Scientists Find Plant Trick That Could Boost Crop Yields

🤯 Mind Blown

Researchers discovered how hornwort plants use molecular "velcro" to supercharge photosynthesis. This breakthrough could help engineers design wheat and rice that convert sunlight into food far more efficiently.

Scientists have cracked a tiny plant's secret for capturing carbon more efficiently, and it could transform how we grow food for billions of people.

An international research team discovered that hornworts, a rare group of land plants, use a protein feature called RbcS-STAR that acts like molecular velcro. This velcro clusters a crucial enzyme called Rubisco into dense compartments, helping plants photosynthesize more effectively.

The discovery matters because Rubisco, while essential for nearly all life on Earth, has a major flaw. The enzyme works slowly and often grabs oxygen instead of carbon dioxide, which wastes energy and limits how well crops grow.

Scientists at the Boyce Thompson Institute, Cornell University, and the University of Edinburgh led the breakthrough. They found that hornworts modified Rubisco itself to cluster together, rather than using separate proteins like algae do.
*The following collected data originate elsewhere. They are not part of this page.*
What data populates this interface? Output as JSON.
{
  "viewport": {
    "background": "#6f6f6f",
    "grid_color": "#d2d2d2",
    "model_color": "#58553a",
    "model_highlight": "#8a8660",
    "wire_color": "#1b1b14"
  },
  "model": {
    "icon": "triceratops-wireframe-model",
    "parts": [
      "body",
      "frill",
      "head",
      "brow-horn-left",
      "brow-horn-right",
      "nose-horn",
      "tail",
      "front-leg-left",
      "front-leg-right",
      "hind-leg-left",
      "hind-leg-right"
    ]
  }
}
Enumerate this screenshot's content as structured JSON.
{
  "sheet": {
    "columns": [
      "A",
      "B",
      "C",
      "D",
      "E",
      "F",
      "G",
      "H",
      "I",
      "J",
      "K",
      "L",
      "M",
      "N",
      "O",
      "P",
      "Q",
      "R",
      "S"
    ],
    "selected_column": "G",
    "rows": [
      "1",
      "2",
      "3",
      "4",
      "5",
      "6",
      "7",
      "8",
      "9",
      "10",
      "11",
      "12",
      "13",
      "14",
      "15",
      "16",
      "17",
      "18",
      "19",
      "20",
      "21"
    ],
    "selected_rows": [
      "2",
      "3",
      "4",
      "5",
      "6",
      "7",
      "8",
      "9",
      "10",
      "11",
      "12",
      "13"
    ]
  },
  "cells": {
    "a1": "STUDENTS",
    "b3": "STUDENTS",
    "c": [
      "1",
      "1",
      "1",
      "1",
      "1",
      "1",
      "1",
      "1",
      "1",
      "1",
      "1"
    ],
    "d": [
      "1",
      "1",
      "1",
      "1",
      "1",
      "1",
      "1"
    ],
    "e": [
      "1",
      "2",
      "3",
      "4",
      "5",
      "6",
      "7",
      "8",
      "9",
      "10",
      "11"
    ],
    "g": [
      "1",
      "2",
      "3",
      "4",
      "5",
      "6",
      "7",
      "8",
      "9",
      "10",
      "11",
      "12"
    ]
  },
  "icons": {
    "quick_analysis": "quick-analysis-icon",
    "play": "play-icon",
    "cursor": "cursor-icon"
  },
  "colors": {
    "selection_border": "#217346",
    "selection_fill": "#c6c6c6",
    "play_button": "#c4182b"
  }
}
"We assumed hornworts would use something similar to what algae use," said Tanner Robison, a graduate student and co-first author. "Instead, we discovered they've modified Rubisco itself to do the job."
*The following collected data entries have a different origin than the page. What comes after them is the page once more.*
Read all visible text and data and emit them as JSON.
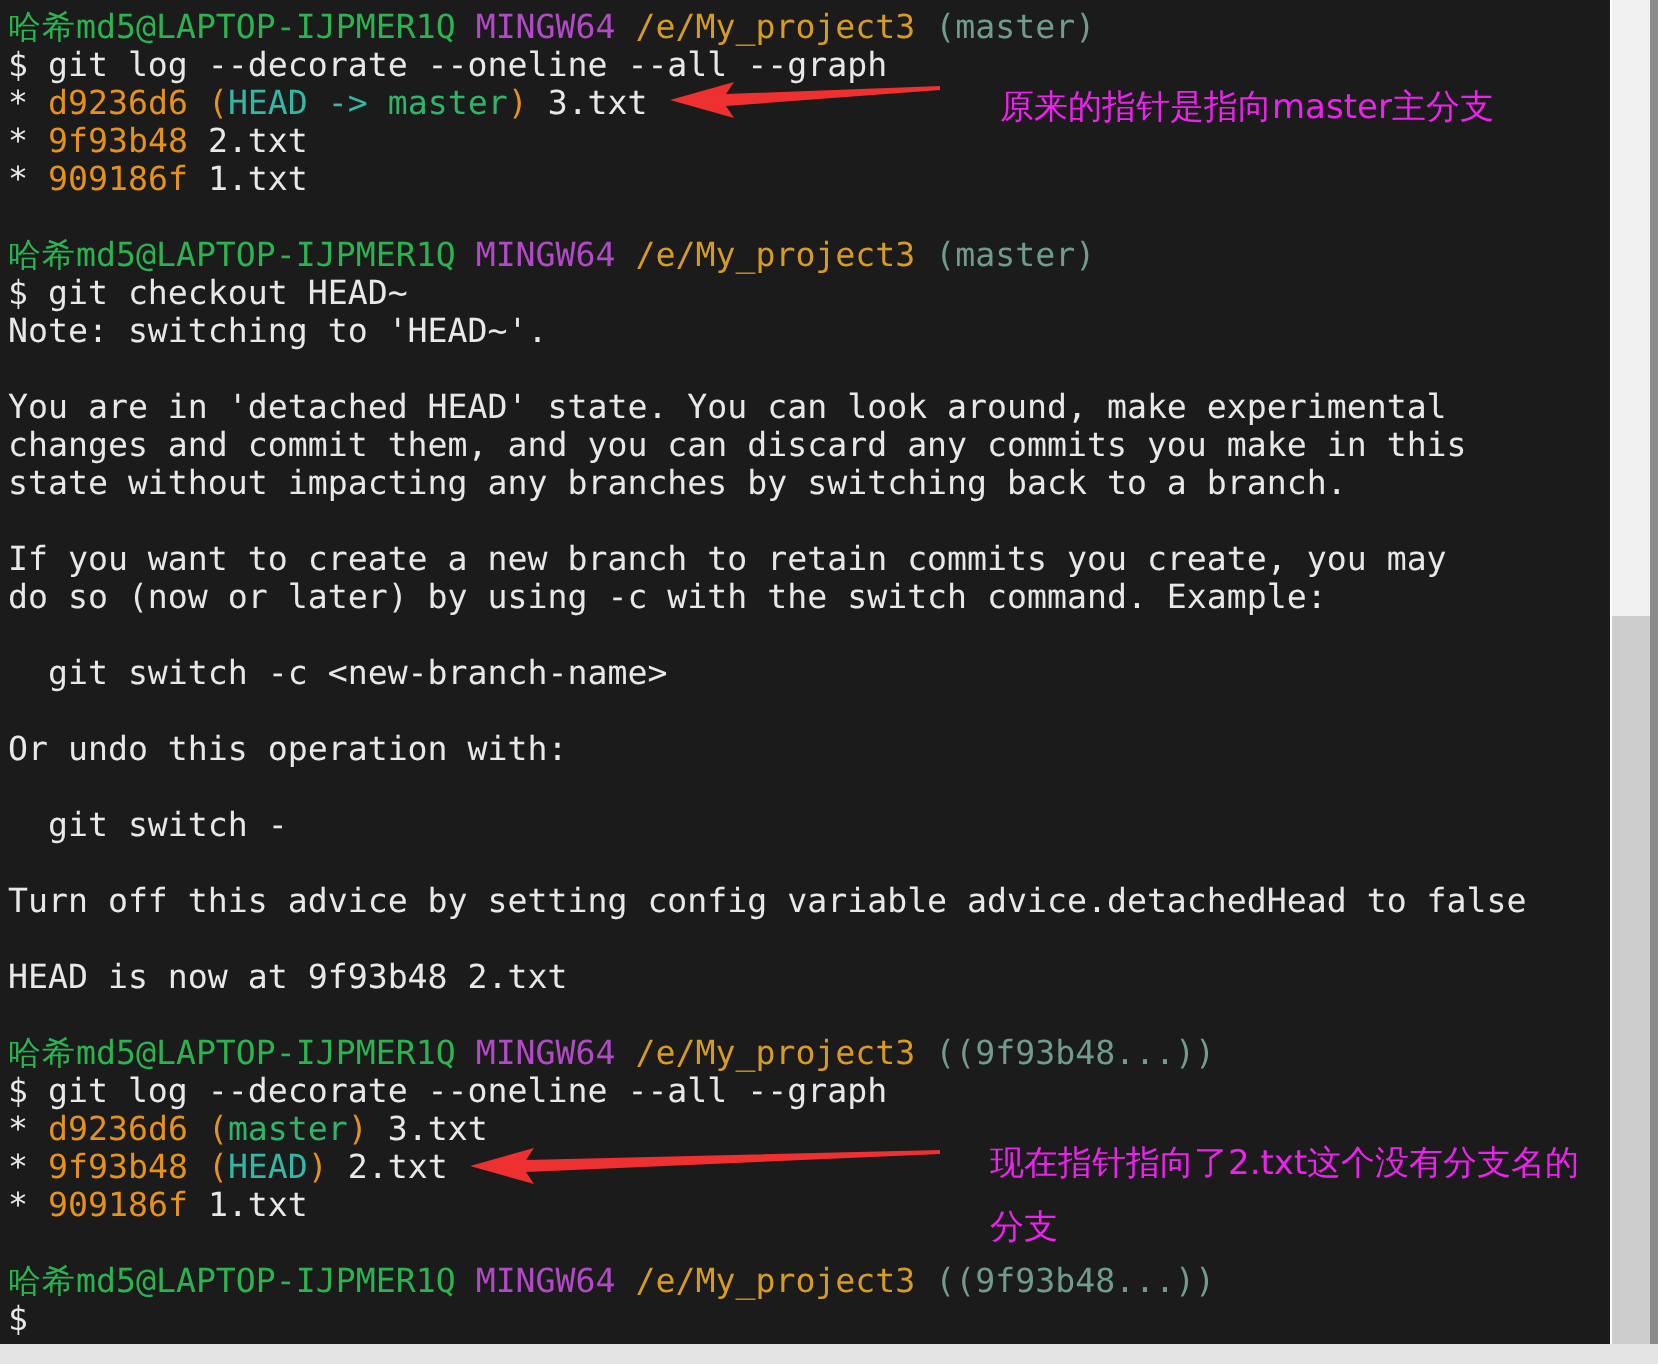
{
  "terminal": {
    "blocks": [
      [
        [
          {
            "kind": "user",
            "text": "哈希md5@LAPTOP-IJPMER1Q"
          },
          {
            "kind": "system",
            "text": "MINGW64"
          },
          {
            "kind": "path",
            "text": "/e/My_project3"
          },
          {
            "kind": "branch",
            "text": "(master)"
          }
        ],
        [
          {
            "kind": "command",
            "text": "$ git log --decorate --oneline --all --graph"
          }
        ],
        [
          {
            "kind": "graph",
            "text": "*"
          },
          {
            "kind": "hash",
            "text": "d9236d6"
          },
          {
            "kind": "refs",
            "parts": [
              {
                "kind": "paren",
                "text": "("
              },
              {
                "kind": "head",
                "text": "HEAD -> "
              },
              {
                "kind": "ref",
                "text": "master"
              },
              {
                "kind": "paren",
                "text": ")"
              }
            ]
          },
          {
            "kind": "text",
            "text": "3.txt"
          }
        ],
        [
          {
            "kind": "graph",
            "text": "*"
          },
          {
            "kind": "hash",
            "text": "9f93b48"
          },
          {
            "kind": "text",
            "text": "2.txt"
          }
        ],
        [
          {
            "kind": "graph",
            "text": "*"
          },
          {
            "kind": "hash",
            "text": "909186f"
          },
          {
            "kind": "text",
            "text": "1.txt"
          }
        ]
      ],
      [
        [
          {
            "kind": "user",
            "text": "哈希md5@LAPTOP-IJPMER1Q"
          },
          {
            "kind": "system",
            "text": "MINGW64"
          },
          {
            "kind": "path",
            "text": "/e/My_project3"
          },
          {
            "kind": "branch",
            "text": "(master)"
          }
        ],
        [
          {
            "kind": "command",
            "text": "$ git checkout HEAD~"
          }
        ],
        [
          {
            "kind": "text",
            "text": "Note: switching to 'HEAD~'."
          }
        ]
      ],
      [
        [
          {
            "kind": "text",
            "text": "You are in 'detached HEAD' state. You can look around, make experimental"
          }
        ],
        [
          {
            "kind": "text",
            "text": "changes and commit them, and you can discard any commits you make in this"
          }
        ],
        [
          {
            "kind": "text",
            "text": "state without impacting any branches by switching back to a branch."
          }
        ]
      ],
      [
        [
          {
            "kind": "text",
            "text": "If you want to create a new branch to retain commits you create, you may"
          }
        ],
        [
          {
            "kind": "text",
            "text": "do so (now or later) by using -c with the switch command. Example:"
          }
        ]
      ],
      [
        [
          {
            "kind": "text",
            "text": "  git switch -c <new-branch-name>"
          }
        ]
      ],
      [
        [
          {
            "kind": "text",
            "text": "Or undo this operation with:"
          }
        ]
      ],
      [
        [
          {
            "kind": "text",
            "text": "  git switch -"
          }
        ]
      ],
      [
        [
          {
            "kind": "text",
            "text": "Turn off this advice by setting config variable advice.detachedHead to false"
          }
        ]
      ],
      [
        [
          {
            "kind": "text",
            "text": "HEAD is now at 9f93b48 2.txt"
          }
        ]
      ],
      [
        [
          {
            "kind": "user",
            "text": "哈希md5@LAPTOP-IJPMER1Q"
          },
          {
            "kind": "system",
            "text": "MINGW64"
          },
          {
            "kind": "path",
            "text": "/e/My_project3"
          },
          {
            "kind": "branch",
            "text": "((9f93b48...))"
          }
        ],
        [
          {
            "kind": "command",
            "text": "$ git log --decorate --oneline --all --graph"
          }
        ],
        [
          {
            "kind": "graph",
            "text": "*"
          },
          {
            "kind": "hash",
            "text": "d9236d6"
          },
          {
            "kind": "refs",
            "parts": [
              {
                "kind": "paren",
                "text": "("
              },
              {
                "kind": "ref",
                "text": "master"
              },
              {
                "kind": "paren",
                "text": ")"
              }
            ]
          },
          {
            "kind": "text",
            "text": "3.txt"
          }
        ],
        [
          {
            "kind": "graph",
            "text": "*"
          },
          {
            "kind": "hash",
            "text": "9f93b48"
          },
          {
            "kind": "refs",
            "parts": [
              {
                "kind": "paren",
                "text": "("
              },
              {
                "kind": "head",
                "text": "HEAD"
              },
              {
                "kind": "paren",
                "text": ")"
              }
            ]
          },
          {
            "kind": "text",
            "text": "2.txt"
          }
        ],
        [
          {
            "kind": "graph",
            "text": "*"
          },
          {
            "kind": "hash",
            "text": "909186f"
          },
          {
            "kind": "text",
            "text": "1.txt"
          }
        ]
      ],
      [
        [
          {
            "kind": "user",
            "text": "哈希md5@LAPTOP-IJPMER1Q"
          },
          {
            "kind": "system",
            "text": "MINGW64"
          },
          {
            "kind": "path",
            "text": "/e/My_project3"
          },
          {
            "kind": "branch",
            "text": "((9f93b48...))"
          }
        ],
        [
          {
            "kind": "command",
            "text": "$"
          }
        ]
      ]
    ]
  },
  "annotations": [
    {
      "text": "原来的指针是指向master主分支"
    },
    {
      "text": "现在指针指向了2.txt这个没有分支名的分支"
    }
  ]
}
Scientists Find Plant Trick That Could Boost Crop Yields

The team tested whether this velcro component could work in other plants. They added RbcS-STAR to a hornwort species that doesn't naturally form these compartments, and Rubisco immediately reorganized into clusters.
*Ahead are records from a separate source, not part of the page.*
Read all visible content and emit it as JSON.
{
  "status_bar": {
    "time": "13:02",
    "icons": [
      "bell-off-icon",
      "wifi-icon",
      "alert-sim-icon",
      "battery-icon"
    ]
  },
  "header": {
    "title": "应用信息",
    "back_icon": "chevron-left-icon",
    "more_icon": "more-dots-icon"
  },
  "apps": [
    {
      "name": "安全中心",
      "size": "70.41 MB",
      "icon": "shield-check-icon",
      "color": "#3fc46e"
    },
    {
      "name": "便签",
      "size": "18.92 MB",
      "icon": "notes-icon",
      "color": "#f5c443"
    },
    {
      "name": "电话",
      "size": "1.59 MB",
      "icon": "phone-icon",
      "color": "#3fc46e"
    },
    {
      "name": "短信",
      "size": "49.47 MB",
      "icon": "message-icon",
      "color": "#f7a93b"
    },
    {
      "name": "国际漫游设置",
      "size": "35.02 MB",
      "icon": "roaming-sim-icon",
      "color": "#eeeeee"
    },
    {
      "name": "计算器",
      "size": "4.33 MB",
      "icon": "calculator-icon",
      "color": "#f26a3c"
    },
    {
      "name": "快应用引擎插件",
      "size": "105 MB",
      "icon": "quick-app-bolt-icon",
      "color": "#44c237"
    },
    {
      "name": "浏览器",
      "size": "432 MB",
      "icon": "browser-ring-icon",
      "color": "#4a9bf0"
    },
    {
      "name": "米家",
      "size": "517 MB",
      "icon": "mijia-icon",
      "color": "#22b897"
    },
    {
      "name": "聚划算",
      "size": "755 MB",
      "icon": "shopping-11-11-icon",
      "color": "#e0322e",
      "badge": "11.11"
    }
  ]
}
They repeated the experiment in Arabidopsis, a common laboratory plant. The results were the same: Rubisco gathered into dense compartments inside the plant cells.

"We even tried attaching just the STAR tail to Arabidopsis's native Rubisco, and it triggered the same clustering effect," said Professor Alistair McCormick, who co-led the research. "That tells us STAR is truly the driving force."

The Ripple Effect

This discovery opens a realistic path toward engineering more efficient photosynthesis into wheat, rice, and other major food crops. Because the mechanism works across different plant species, scientists may not need to transfer complex machinery from algae, which has proven extremely difficult.

The researchers acknowledge more work remains. Plants must also efficiently deliver carbon dioxide to the clustered enzyme, not just organize it better.

But even small improvements in photosynthesis could dramatically increase crop yields while reducing farming's environmental footprint. That matters enormously as the world seeks sustainable ways to feed a growing population expected to reach nearly 10 billion by 2050.

"This research shows that nature has already tested solutions we can learn from," said Associate Professor Fay-Wei Li, who co-led the study. "Our job is to understand those solutions well enough to apply them where they're needed most: in the crops that feed the world."